この一報に触れ日本側で一番驚いたのが、航空機の海戦での有効性を早くから説いていた連合艦隊司令長官、山本五十六その人であり、英国首相のチャーチルは絶句したという。
なおこの時、プリンス・オブ・ウェールズとともに日本軍機により撃沈させられた重巡洋艦「レパルス」との合計死者数が840名と比較的少なかったのは、日本軍機が艦隊護衛の英駆逐艦による救助作業を妨害しなかったからである。日本軍機は対空戦闘力が低い駆逐艦隊にも攻撃でき、戦果拡大、手柄を立てられたのにもかかわらずである。

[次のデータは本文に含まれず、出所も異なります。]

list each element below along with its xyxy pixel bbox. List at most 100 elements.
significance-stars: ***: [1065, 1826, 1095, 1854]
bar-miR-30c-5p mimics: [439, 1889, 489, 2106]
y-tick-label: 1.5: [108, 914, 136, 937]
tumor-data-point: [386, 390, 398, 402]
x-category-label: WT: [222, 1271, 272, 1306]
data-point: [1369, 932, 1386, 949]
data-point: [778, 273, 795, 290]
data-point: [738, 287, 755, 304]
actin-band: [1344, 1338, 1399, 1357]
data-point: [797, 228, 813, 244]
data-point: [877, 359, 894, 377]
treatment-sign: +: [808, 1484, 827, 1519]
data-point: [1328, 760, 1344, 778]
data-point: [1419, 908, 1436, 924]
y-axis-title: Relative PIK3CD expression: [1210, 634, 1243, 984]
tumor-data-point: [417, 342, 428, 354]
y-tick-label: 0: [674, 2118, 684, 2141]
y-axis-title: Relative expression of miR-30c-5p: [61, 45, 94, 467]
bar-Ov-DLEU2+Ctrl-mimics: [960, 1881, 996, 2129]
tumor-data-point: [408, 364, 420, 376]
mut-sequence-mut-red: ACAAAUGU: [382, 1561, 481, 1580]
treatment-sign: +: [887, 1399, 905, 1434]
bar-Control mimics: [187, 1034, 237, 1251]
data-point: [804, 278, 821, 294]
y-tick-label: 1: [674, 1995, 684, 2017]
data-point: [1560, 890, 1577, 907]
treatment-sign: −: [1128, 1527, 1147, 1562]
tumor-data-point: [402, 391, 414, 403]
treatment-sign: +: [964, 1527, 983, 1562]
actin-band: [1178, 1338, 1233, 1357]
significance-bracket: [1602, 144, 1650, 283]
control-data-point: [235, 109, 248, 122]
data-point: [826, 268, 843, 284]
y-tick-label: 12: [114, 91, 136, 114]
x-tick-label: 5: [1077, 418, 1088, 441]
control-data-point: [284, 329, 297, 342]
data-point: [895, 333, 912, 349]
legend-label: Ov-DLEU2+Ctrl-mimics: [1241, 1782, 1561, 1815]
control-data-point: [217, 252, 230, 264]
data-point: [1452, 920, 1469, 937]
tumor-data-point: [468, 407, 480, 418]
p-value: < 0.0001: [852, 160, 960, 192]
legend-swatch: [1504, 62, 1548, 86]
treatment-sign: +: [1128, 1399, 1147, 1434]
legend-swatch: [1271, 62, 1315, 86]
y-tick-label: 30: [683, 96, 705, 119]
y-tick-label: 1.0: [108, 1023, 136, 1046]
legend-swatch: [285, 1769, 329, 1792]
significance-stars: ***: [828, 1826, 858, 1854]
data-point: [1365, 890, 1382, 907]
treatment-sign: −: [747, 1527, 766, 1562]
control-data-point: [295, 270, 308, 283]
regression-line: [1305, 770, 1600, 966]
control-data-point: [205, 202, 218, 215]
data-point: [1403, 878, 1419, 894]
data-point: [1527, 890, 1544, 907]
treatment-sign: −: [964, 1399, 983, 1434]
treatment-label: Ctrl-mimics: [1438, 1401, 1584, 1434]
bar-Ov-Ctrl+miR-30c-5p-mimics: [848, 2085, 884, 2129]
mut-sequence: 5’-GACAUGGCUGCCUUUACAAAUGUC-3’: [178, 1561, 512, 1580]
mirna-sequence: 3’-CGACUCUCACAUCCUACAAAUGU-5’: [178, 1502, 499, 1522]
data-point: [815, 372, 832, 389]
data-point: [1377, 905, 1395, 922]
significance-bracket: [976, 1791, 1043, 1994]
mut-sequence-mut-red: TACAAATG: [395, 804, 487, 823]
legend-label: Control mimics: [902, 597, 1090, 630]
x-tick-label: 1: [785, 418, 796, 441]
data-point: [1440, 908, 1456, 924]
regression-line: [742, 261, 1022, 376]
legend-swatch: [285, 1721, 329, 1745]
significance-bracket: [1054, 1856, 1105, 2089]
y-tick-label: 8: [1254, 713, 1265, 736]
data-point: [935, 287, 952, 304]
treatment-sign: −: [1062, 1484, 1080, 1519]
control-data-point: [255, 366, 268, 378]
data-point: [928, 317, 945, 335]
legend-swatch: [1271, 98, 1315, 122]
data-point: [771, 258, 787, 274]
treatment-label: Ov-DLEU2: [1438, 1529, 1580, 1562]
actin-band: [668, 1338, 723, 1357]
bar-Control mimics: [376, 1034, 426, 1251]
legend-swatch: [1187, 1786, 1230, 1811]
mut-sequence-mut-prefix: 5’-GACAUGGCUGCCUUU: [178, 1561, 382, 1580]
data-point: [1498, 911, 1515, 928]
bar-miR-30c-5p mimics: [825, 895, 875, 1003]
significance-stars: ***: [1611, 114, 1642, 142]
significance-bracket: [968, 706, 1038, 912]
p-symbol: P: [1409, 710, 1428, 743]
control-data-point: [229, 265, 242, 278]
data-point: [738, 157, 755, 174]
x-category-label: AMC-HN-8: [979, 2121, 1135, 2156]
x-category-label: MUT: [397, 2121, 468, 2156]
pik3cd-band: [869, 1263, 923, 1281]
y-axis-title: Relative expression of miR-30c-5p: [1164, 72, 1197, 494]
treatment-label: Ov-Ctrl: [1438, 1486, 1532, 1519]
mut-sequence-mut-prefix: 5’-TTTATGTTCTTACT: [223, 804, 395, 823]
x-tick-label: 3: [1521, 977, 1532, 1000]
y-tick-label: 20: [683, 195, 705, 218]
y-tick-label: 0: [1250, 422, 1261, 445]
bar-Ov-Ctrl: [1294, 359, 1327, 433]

そのあたりが戦艦大和が撃沈され乗員3332名のうち2740名もが戦死した際や、学童疎開船「対馬丸」を執拗に攻撃し784人の学童を含む1484人が犠牲なった際などの米軍の非人道的攻撃と違い、帝国軍人にシーマンシップや武士道がまだ活きていた証左であろう。
日本の安全は守れるのか
日本を取り巻く大国の独裁者たちが9月3日、北京に一堂に会したのはご存じのとおりである。それらの大国はウクライナに侵攻したロシアを支持するばかりか兵まで派遣し、ウクライナの民を殺戮しているだけでなく、日本の安全をも脅かしている。
太古の昔から侵略者の興味は破壊と殺戮、そして略奪しかない。いやいやむしろ戦場に浪漫を求めることがナンセンスである。
本空母プリンス・オブ・ウェールズは9月2日東京出港後、海上自衛隊の護衛艦「あけぼの」とともにマレーシア沖に向かい、共同訓練を続けながら、84年前から深海で眠る日英両軍将兵のための合同慰霊祭も行う予定であることは忘れず記しておきたい。